Nessuno di noi avrebbe immaginato che da quel venerdì non avremmo più potuto continuare le nostre attività in classe, consolidare le nostre relazioni, vivere con gioia quella quotidianità di cui tutti sentiamo nostalgia e che speriamo di riconquistare al più presto.

Noi, però, non ci siamo arresi, anzi si sono aperte nuove occasioni ed opportunità per poter continuare a curare, seppur “a distanza”, ciò che nel tempo abbiamo costruito: relazioni, ma anche competenze.

Gli insegnanti, tutti, si sono inventati le modalità più creative per non perdere il contatto con i bambini, quei bambini che ogni mattina attendevano davanti alla porta della classe, abbracciavano e accoglievano con tanto affetto.

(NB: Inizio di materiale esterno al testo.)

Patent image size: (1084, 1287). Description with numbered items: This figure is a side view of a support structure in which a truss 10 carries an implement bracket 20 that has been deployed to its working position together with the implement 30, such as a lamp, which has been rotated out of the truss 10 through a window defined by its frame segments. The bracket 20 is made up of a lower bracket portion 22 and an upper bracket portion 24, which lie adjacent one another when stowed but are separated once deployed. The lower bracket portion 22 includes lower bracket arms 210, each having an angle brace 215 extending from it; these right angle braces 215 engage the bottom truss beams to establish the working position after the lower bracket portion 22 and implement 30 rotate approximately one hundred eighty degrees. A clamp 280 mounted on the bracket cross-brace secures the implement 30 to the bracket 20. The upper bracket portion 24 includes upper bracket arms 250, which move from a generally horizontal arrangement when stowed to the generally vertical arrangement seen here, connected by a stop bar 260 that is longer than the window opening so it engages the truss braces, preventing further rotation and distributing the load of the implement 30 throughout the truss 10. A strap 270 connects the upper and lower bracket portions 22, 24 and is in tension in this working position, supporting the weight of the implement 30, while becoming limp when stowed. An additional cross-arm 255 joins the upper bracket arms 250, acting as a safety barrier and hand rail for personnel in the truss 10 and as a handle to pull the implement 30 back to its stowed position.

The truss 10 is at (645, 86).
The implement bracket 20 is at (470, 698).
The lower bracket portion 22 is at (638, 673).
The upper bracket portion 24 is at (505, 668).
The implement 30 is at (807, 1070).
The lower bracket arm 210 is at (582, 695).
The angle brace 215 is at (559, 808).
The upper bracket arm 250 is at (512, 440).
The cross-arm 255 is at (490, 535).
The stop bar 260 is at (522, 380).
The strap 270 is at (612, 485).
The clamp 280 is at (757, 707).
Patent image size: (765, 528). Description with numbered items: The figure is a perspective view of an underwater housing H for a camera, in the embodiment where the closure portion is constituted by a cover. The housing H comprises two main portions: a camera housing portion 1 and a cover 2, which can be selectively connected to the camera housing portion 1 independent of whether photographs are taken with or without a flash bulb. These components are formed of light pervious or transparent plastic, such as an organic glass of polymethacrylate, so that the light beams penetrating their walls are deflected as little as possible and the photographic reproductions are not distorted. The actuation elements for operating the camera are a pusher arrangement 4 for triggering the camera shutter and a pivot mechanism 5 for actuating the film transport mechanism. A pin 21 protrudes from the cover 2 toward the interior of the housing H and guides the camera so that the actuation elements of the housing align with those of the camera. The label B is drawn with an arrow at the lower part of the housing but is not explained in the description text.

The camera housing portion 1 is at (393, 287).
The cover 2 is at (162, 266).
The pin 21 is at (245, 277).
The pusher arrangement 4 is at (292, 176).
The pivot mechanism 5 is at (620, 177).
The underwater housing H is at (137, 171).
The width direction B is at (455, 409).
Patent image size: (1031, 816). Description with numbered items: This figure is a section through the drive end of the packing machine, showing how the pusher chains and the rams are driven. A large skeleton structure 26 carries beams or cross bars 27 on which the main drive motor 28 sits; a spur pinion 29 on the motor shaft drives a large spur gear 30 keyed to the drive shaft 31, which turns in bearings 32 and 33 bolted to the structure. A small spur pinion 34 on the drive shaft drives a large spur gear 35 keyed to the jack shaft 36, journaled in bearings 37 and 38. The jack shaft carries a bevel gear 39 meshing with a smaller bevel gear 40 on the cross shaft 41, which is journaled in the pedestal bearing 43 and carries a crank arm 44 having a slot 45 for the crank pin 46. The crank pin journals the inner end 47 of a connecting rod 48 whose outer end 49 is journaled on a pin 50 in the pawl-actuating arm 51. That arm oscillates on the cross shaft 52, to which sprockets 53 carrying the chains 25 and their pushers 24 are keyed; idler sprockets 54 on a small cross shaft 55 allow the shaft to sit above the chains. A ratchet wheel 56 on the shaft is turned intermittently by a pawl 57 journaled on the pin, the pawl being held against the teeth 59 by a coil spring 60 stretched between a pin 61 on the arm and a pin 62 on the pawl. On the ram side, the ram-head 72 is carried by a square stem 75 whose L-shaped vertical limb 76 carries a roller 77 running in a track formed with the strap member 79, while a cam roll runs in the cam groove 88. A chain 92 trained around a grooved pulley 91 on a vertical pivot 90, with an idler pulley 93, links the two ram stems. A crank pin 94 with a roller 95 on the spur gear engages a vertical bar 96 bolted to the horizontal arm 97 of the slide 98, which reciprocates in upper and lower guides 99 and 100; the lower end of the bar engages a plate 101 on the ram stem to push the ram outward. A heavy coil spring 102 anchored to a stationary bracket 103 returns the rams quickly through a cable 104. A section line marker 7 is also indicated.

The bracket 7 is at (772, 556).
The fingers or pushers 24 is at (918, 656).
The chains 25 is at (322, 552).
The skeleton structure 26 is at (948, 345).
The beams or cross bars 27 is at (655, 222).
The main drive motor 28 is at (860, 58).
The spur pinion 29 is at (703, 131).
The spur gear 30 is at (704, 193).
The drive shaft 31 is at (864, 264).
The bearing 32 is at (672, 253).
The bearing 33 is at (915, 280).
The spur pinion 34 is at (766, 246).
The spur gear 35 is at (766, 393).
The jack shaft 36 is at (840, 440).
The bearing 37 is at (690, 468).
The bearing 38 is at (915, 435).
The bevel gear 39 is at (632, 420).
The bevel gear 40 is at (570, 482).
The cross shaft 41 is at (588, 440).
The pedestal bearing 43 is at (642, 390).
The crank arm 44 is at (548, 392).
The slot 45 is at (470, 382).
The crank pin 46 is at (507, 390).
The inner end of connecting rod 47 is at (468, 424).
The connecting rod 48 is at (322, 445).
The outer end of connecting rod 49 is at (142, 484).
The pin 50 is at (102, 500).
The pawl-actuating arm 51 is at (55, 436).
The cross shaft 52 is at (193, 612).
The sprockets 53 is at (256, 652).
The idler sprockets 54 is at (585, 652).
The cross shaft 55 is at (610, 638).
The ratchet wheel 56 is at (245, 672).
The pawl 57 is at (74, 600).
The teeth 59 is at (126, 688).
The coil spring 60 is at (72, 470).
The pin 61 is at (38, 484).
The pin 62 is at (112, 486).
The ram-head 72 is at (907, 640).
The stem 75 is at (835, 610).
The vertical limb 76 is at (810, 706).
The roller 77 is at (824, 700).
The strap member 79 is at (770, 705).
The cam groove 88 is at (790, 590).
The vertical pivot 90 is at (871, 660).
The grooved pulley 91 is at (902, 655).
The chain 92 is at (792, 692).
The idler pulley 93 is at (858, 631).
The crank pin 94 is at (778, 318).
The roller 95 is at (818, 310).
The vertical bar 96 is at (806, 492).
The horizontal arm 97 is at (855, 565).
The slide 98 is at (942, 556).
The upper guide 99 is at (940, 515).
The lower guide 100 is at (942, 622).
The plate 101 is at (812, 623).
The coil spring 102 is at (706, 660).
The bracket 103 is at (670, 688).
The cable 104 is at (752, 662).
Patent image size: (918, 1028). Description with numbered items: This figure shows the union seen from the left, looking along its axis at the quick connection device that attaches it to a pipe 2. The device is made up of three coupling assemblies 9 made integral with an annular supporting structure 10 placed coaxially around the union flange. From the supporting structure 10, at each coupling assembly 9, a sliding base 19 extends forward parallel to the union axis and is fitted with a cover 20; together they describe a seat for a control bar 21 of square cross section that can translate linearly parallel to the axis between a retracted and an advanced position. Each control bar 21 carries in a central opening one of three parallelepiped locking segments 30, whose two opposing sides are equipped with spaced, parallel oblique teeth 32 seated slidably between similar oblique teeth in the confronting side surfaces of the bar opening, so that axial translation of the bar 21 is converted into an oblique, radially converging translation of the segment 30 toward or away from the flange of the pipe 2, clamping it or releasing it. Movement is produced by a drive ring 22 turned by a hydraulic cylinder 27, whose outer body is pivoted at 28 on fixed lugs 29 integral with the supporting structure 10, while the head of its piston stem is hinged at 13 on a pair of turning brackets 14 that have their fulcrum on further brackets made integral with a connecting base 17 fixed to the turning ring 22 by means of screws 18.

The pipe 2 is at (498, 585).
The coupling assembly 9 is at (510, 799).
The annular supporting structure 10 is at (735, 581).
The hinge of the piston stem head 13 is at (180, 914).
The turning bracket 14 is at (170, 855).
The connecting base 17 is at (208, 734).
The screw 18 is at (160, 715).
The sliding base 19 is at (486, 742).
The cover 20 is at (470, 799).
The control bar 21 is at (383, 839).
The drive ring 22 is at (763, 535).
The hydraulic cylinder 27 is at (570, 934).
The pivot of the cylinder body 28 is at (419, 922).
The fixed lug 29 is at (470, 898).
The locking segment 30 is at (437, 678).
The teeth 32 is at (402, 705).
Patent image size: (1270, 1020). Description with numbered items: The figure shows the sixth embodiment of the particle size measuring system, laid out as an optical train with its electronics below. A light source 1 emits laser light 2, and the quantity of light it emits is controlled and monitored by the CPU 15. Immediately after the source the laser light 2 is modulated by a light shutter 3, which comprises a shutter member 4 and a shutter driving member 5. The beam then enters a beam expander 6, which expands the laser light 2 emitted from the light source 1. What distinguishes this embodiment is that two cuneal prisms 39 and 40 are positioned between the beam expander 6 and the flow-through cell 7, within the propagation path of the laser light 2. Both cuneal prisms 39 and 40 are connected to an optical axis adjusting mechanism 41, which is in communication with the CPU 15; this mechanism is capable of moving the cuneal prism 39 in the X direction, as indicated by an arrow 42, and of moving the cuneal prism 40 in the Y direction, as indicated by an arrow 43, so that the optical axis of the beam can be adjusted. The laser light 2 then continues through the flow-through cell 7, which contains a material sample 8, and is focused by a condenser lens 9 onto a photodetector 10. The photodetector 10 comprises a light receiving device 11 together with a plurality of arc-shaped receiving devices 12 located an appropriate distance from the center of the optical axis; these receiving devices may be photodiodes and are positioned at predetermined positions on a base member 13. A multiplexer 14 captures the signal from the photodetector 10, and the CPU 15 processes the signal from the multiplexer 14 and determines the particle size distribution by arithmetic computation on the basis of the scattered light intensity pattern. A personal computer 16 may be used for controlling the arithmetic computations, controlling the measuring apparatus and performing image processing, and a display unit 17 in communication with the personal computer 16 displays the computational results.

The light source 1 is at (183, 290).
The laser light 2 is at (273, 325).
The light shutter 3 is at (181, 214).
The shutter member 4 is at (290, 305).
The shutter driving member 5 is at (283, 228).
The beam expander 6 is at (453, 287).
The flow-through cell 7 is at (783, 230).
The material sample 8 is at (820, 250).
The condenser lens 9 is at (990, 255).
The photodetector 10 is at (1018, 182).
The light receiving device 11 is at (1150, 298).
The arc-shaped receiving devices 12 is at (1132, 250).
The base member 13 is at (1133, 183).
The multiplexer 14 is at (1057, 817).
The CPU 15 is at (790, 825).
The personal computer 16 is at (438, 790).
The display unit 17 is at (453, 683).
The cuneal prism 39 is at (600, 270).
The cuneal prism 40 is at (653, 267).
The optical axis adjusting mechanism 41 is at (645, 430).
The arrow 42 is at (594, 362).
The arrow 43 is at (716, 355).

Nel frattempo, sono nate le prime sperimentazioni di didattica a distanza, corsi intensivi di formazione sull’uso delle tecnologie per comunicare con ragazzi e non perdere il contatto con le famiglie, videoconferenze per imparare a gestire i compiti, le correzioni … per andare avanti!

Il lavoro è stato frenetico, ma entusiasmante, e ora possiamo dire che … siamo partiti, tutte le classi si sono incontrate attraverso “Meet”, tutte le classi hanno creato la loro “Classroom”, luogo di didattica virtuale, ma anche di continuo scambio, di presenza, di incontro, di attesa e di nuovi percorsi.

Abbiamo fatto passi da gigante, grazie anche alla disponibilità e collaborazione delle famiglie.

Sappiamo tuttavia che questa è, in questo momento storico, la strada giusta, la via che ci permette di non perderci, di continuare a lavorare insieme, di sostenerci e di crescere, nell’attesa di poterci ritrovare e riabbracciare.

Siamo consapevoli e crediamo fortemente che la scuola abbia bisogno anche di spazi fisici di incontro, di scambi reali e non virtuali, di spiegazioni, lezioni, merende in presenza, perché l’apprendimento è significativo quando avviene attraverso l’esperienza, il confronto, la discussione.

In questo momento il nostro pensiero è “al dopo”, a quando ritorneremo in classe e non ci saremo persi.

Niente sarà stato “inutile”, avremo fatto un tratto di strada in un modo imprevisto, avremo scoperto nuovi modi di “insegnare” e di “imparare”, ma soprattutto saremo rimasti uniti, anche se fisicamente distanti.

Grazie a tutti i bambini, a tutte le famiglie e a tutti i docenti che, nei momenti duri, stringono i denti e si reinventano per scoprire, nella sfida del momento attuale, che ciò che conta è esserci.

Chiediamo ancora uno sforzo a tutti i genitori per aiutarci a contattare tutte le famiglie, soprattutto quelle più in difficoltà, affinché i bambini che ancora fatichiamo a raggiungere possano presto essere con noi, anche se solo virtualmente.

Il lavoro continua …, uniti ce la faremo!